Shortly after being reinstated, Garrett, who claimed during his appeal hearing that Rudolph had used a racial slur to refer to him while they were on the field, reiterated his claim, this time in public. We first learned of this through a leak, and he was later forced to issue a statement acknowledging it, saying, “I know what I heard”.
He has now given an interview with ESPN on Outside the Lines, during which he tells Mina Kimes, via Jake Trotter, that Rudolph, the Pittsburgh Steelers quarterback, “called me the N-word. He called me a stupid N-word”.
This was a charge that Rudolph vehemently denied last season and which he took quite personally. “It’s totally untrue”, he told reporters of the claim back in November. On the day the allegation came out, he was pulled from practice and a media session was cancelled.
“I couldn’t believe it. I couldn’t believe he would go that route after the fact”, he would go on to say. When asked if he had said anything inflammatory toward Garrett, he responded, “absolutely not. There was nothing. Not even close”.
His teammate, Cameron Heyward, also told reporters that Rudolph “was pretty distraught” by the charge. “’I’m going to be labeled at that’. I just don’t think that’s right. That’s my teammate. I’m going to fight for him. I’m going to do what’s best for him. That kid made a bad mistake, but he never crossed the line when he talked about a racial slur”.
“When he said it, it kind of sparked something, but I still tried to let it go and still walk away”, Garrett told Kimes. “But once he came back, it kind of reignited the situation. And not only have you escalated things past what they needed to be with such little time in the game left, now you’re trying to re-engage and start a fight again. It’s definitely not entirely his fault, it’s definitely both parties doing something that we shouldn’t have been doing”.
It’s clear that Garrett is not interested in putting the situation behind him but rather making sure that he has the opportunity to tell his side of the story for why he slammed Rudolph’s own helmet into his head, risking serious injury to a fellow player.
The league issued a statement shortly after the allegation came out that they “found no such evidence” to support Garrett’s claim.
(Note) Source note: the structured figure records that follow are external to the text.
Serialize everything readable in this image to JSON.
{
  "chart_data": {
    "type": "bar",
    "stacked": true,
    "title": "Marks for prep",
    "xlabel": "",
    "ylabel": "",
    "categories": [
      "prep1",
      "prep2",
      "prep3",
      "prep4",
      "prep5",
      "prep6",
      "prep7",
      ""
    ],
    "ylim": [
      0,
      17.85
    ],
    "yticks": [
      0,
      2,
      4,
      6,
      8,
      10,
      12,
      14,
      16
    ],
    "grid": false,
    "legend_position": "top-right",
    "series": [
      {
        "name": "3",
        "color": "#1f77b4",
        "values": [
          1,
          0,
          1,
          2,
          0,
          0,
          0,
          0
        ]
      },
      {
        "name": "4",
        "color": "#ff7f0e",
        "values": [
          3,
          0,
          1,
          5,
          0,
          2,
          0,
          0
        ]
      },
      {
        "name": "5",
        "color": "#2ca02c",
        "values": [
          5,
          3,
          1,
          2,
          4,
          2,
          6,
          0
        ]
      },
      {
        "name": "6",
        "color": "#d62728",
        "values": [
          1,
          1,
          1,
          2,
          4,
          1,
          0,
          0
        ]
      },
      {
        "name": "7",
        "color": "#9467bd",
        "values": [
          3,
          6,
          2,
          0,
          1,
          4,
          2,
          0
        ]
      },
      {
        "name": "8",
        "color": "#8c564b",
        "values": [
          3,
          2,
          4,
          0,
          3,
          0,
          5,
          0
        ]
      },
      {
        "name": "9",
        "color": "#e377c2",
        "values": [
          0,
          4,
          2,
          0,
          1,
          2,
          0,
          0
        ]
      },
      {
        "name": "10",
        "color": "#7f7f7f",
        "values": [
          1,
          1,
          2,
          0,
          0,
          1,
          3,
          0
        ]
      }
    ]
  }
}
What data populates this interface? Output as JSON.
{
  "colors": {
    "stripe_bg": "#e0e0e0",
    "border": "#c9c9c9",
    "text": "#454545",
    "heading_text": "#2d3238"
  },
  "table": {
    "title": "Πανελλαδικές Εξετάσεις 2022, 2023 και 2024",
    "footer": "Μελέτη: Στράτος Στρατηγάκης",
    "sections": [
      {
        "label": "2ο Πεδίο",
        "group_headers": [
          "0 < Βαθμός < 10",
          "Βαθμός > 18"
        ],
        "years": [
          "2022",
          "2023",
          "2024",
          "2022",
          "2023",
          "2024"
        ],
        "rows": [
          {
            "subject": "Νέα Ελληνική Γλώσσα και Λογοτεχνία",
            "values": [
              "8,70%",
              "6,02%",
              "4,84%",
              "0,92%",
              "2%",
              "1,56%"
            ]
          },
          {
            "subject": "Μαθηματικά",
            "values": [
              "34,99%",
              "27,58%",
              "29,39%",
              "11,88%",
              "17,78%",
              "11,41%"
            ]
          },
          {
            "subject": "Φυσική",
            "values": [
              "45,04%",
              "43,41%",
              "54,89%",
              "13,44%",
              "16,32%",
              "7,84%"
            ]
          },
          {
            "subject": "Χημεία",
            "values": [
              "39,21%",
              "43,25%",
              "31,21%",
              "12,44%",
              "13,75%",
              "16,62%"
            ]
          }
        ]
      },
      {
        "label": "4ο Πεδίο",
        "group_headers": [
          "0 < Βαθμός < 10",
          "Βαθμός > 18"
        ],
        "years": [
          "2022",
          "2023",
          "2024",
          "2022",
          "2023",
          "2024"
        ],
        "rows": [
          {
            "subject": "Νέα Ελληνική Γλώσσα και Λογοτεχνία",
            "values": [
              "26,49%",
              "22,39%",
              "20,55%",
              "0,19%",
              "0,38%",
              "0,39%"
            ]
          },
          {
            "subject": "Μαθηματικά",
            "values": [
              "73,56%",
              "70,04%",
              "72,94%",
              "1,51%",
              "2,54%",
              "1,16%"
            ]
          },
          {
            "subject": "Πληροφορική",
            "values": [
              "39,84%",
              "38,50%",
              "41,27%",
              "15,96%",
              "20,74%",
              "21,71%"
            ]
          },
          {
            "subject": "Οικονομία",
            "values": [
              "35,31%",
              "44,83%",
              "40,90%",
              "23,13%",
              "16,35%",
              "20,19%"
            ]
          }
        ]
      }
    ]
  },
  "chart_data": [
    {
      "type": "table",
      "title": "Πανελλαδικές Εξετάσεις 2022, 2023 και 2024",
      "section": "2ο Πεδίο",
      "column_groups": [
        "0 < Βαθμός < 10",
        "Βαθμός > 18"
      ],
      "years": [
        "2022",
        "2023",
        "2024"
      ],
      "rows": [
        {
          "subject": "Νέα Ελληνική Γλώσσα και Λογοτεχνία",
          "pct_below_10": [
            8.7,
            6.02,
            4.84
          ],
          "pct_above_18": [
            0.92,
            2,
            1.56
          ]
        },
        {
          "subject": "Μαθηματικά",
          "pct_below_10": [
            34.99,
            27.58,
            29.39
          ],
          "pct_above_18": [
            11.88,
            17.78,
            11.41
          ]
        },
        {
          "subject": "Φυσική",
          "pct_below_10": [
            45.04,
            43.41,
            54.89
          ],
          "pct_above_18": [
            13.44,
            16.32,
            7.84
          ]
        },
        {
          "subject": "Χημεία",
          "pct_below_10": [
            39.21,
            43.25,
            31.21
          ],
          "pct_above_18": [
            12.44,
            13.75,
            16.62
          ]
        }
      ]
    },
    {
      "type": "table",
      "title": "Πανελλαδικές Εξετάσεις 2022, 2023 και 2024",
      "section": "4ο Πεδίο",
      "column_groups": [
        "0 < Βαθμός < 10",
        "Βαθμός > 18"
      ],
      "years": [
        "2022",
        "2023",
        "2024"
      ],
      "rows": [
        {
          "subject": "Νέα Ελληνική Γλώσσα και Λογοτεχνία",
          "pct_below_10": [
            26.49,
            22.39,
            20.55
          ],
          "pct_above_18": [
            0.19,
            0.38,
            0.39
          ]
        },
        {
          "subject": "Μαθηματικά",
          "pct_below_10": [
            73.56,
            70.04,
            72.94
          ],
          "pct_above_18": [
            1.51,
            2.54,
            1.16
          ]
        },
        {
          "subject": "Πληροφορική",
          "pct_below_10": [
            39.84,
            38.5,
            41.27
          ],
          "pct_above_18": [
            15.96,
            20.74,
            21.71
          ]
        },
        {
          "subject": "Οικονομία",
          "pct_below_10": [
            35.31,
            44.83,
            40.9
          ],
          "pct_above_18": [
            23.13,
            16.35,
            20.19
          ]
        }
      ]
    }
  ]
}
While some questioned why the league would take that step, the reality is that he used that as part of his case to have his suspension reduced.
Unfortunately, it goes without saying that this will not be the last we hear of this story, and we will never actually know what was said. Garrett may well believe he heard Rudolph use the N-word, whether or not Rudolph actually did, and you can’t convince somebody that they didn’t hear something they believe they did.